Addiction psychiatry is a sub-specialty for individuals holding a Doctor of Medicine and certification in general psychiatry. Students must complete a fellowship program in addiction psychiatry to become board-certified addiction psychiatrists. Addiction psychiatry fellowship programs allow doctors to explore the causes of alcohol or chemical addiction, as well as learn to diagnose and treat individuals with substance abuse problems.
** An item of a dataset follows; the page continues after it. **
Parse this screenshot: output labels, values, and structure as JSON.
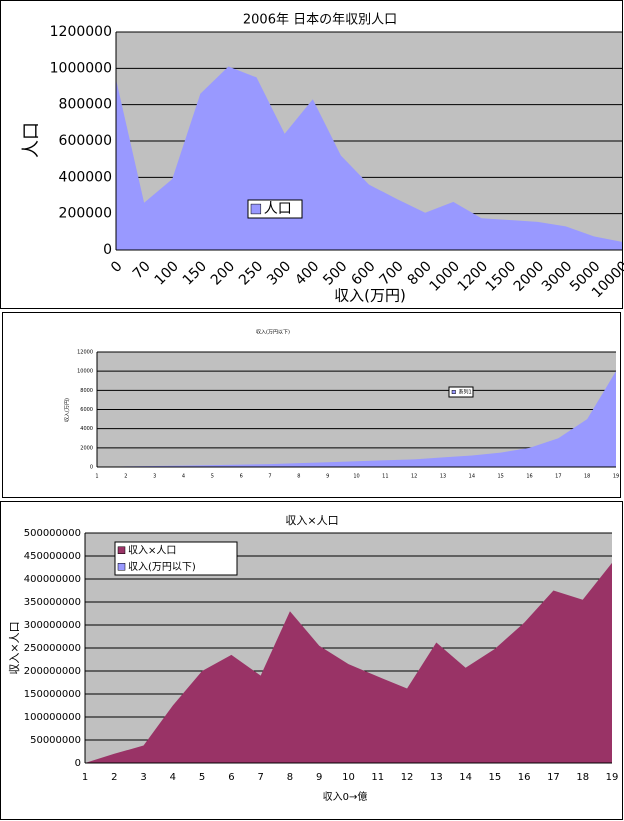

Fellows complete hands-on training through real-life experiences at a teaching hospital or similar medical facility. They participate in rotations with faculty to evaluate and treat patients exhibiting a variety of addiction-related disorders. Fellows also participate in seminars covering topics such as neurobiology and therapeutic modalities. This training prepares them for board certification in addiction psychiatry.
Fellowships can last one to two years and are paid positions. The Accreditation Council for Graduate Medical Education and the American Board of Psychiatry and Neurology, Inc. approve and accredit these programs.
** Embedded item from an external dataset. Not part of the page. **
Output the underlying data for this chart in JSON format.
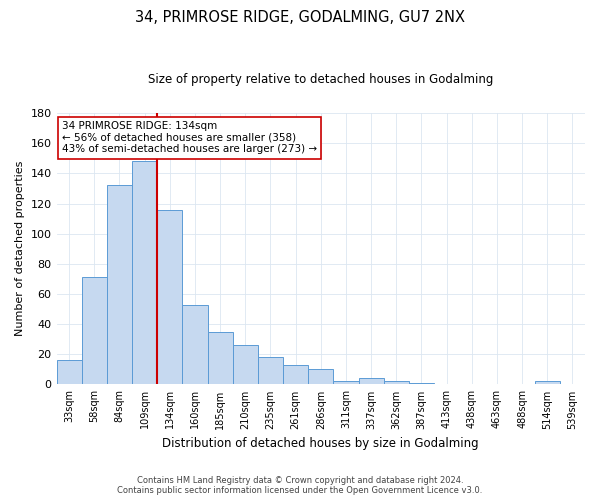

Because this is a medical sub-specialty, applicants to fellowship programs must be licensed medical doctors. Applicants are also typically required be board-certified psychiatrists or eligible to be board certified and have completed their residency program in psychiatry.
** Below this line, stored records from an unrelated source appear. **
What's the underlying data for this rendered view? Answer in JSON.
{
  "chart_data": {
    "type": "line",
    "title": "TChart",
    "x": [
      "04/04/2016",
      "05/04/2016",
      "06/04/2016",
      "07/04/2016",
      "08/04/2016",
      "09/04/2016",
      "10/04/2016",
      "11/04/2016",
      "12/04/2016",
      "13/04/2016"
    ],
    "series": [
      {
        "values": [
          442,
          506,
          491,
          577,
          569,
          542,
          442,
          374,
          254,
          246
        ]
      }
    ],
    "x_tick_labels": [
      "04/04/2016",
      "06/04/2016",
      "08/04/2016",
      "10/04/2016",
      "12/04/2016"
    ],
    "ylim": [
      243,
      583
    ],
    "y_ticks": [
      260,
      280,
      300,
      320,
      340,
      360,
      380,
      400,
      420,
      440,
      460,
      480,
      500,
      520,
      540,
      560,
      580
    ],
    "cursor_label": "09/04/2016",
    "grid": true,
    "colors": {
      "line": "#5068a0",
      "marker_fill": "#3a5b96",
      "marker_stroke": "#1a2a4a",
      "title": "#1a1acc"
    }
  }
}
A fellowship program delivers education through clinical rotation, seminars and research activities. Rotations may include experiences in nicotine, psychotherapy, school-based prevention and rehabilitation. Seminars may cover addition topics such as:
- General addiction
- Therapeutic modalities
- Administrative issues
Employment Outlook and Salary Information
The U.S. Bureau of Labor Statistics (BLS) predicted job growth for physicians and surgeons, including psychiatrists, to increase by 24% from 2010-2020 (www.bls.gov). According to the American Academy of Addiction Psychiatry, there is a need for qualified professionals to treat those with substance abuse problems (www2.aaap.org). The average salary for psychiatrists in May 2012 was $177,520, as reported by the BLS.
Certification and Continuing Education Information
The American Board of Psychiatry and Neurology Inc., which is a member of the American Board of Medical Specialties, offers certification in addition psychiatry. Certification generally includes completion of an approved fellowship-training program. Applicants must also have been board-certified in psychiatry for at least a year before applying for addiction psychiatry credentials, as well as pass a certification exam. The American Society of Addiction Medicine also has a certification exam for psychiatrists in addiction medicine.